RadioSapienza

Il Futuro Ascoltalo QUI. La radio ufficiale della Sapienza

La coscienza civile tra impegno e obiezione

Per quanto ci possa sembrare strano, soprattutto in una situazione in cui la guerra è alla porta di casa come in quella attuale, la sensibilità rispetto al ruolo delle armi nella società non è sempre stata la stessa. O meglio, l’Italia, per gran parte della sua storia nazionale, non ha avuto un dispositivo legislativo che tutelasse coloro che facevano obiezione di coscienza rispetto alla leva militare e che, quindi, rifiutavano il servizio obbligatorio. Solo nel 1972, durante uno dei governi più spostati a destra della prima repubblica a fronte del grande consenso riscosso dal MSI, il Parlamento riesce a votare, con grande difficoltà e compromessi, la legge Marcora attraverso la quale viene decriminalizzato l’obiezione di coscienza e viene istituito il servizio civile nazionale.

A 50 anni da quella legge l’università di Roma La Sapienza in collaborazione con la Rete Le vie della non violenza, Anci Servizio Civile Nazionale APS e Archivio Disarmo ha organizzato un convegno per ricordare e analizzare quel periodo storico, i suoi protagonisti politici e per riflettere sul ruolo della coscienza civile dagli anni ’70 fino ad oggi. I lavori della prima sessione sono stati introdotti dai saluti istituzionali del Professor Tito Marci, preside della Facoltà di Scienze Politiche, e il Professor Alessandro Saggioro, referente Sapienza per la Rete Università per la Pace. Durante il convegno è stato presentato il libro e la testimonianza di tre giovani ragazzi: Giovanni Esperti, Andrea Pantarelli e Alessandro Ricci, e hanno relazionato il Proff. Guido Panvini, Marco Labbate e Mao Valpiana. Di seguito si sono confrontati Carlo Fracanzani, Luca Marcora e Antonio Riva.

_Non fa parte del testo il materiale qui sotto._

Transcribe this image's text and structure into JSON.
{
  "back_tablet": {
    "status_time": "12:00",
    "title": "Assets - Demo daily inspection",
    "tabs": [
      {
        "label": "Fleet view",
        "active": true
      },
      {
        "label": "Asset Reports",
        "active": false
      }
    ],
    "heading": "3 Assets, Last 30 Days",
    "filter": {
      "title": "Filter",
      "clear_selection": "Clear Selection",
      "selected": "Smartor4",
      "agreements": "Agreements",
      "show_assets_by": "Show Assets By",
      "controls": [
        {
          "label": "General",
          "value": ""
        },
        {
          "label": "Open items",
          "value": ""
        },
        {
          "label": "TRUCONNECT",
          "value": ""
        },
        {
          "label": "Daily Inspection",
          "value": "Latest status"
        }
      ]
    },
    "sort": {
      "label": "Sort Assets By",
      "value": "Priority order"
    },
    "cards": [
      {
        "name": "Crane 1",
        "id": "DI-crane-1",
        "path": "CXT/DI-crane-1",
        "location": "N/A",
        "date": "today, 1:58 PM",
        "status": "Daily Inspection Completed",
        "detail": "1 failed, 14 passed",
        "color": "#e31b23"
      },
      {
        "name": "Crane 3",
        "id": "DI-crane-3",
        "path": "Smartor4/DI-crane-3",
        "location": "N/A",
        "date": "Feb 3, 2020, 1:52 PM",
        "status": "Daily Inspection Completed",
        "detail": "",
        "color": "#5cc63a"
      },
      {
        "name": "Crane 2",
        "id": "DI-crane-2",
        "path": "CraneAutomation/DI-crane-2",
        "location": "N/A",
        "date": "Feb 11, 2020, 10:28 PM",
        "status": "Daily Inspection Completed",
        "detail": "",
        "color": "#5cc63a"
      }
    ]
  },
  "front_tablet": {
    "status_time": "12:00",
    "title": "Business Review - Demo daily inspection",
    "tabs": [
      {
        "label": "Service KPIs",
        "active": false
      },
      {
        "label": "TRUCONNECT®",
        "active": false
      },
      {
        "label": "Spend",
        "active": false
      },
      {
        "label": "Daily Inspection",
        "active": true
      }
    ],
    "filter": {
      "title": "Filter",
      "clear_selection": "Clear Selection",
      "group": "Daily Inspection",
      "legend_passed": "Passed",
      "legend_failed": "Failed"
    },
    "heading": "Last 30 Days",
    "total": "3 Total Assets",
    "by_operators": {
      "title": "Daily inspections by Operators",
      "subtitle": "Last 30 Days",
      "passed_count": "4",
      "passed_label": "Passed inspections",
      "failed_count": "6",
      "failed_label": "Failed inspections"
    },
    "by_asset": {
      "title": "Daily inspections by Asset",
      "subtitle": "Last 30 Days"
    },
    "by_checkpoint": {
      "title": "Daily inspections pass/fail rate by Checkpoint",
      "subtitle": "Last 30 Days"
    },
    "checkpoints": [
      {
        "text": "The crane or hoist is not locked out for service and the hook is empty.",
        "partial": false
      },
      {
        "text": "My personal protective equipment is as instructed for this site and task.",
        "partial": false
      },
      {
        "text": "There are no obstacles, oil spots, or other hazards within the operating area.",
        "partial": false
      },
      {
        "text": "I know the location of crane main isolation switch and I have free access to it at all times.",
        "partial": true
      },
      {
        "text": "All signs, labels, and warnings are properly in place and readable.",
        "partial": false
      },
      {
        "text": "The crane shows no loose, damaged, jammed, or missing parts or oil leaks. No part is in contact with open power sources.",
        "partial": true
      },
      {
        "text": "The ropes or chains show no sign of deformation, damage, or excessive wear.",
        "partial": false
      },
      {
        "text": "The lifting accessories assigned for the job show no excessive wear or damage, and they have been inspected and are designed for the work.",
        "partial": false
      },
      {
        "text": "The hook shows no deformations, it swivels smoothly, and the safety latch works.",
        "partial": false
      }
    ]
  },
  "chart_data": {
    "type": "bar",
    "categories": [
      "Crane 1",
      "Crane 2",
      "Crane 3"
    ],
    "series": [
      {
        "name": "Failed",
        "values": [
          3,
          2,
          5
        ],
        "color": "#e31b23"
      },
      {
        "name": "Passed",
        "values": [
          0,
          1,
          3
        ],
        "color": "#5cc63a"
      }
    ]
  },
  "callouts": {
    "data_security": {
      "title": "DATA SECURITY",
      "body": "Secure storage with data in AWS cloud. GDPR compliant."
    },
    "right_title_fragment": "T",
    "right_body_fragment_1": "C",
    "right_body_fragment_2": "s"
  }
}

I due effetti della legge Marcora sono profondamente collegati: la legittimazione dell’obiezione di coscienza, dopo decenni di processi contro coloro che rifiutavano la leva militare, rappresenta il punto di arrivo di una sensibilità diffusa e trasversale comune non solo alle forze progressiste di sinistra ma anche al mondo cattolico; tra la fine degli anni ’60 e gli inizi del ’70, infatti, si concentrano in Italia le conseguenze dei movimenti sessantottino e pacifista contro la guerra in Vietnam da un lato e le ripercussioni del Concilio Vaticano II dall’altro: il tema fondamentale è il modo di ripensare la violenza che, ormai, non può essere più giustificata. Una nuova idea etica si propone basata sulla non-violenza di tradizione ghandiana che viene recepita da parlamentari sensibili come Luigi Anderlini  (Sinistra Indipendente) e lo stesso Giovanni Marcora. Una simile sensibilità era ormai già radicata e riflesse nella cultura del nostro Paese, fuori dai palazzi, nella musica di Calvino-Liberovici, Dove vola l’avvoltoio (1958),  e negli insegnamenti di Don Milani. 

Che ruolo aveva, allora, il servizio civile nazionale? Alcuni, limitandone il valore, lo definivano una sostituzione del servizio militare ma in realtà è la prosecuzione di quel messaggio e metodo non-violento che rappresenta il senso profondo dell’obiezione di coscienza. Questo servizio era pensato e rimane ancora oggi come un modo alternativo per servire la Patria senza utilizzare le armi, e in questa sua professione mantiene e custodisce il suo senso pacifista. Riportando le parole del già onorevole Francanzani: è il metodo per non scadere nell’individualismo ma per permettere ai giovani di dare un apporto alla propria comunità e il suo valore assoluto si esprimeva proprio in quanto scelta per la comunità. 

La prospettiva aperta e pacifista del servizio civile si coniuga con una prospettiva ampia e superiore rispetto ai confini nazionali: questo stesso servizio richiama ad una coesione solidare dell’Europa, garantita anche dal servizio civile europeo. Questa palestra di servizio alla Patria, nella sua accezione non nazionale ma vasta, europea, mondiale, continua ogni giorno a formare nuovi giovani; per questo il libro scritto a tre mani da ragazzi con la collaborazione dell’Archivio Disarmo rappresenta la migliore testimonianza della vittoria di quella cultura, riconosciuta con la Legge Marcora ma nata ben prima.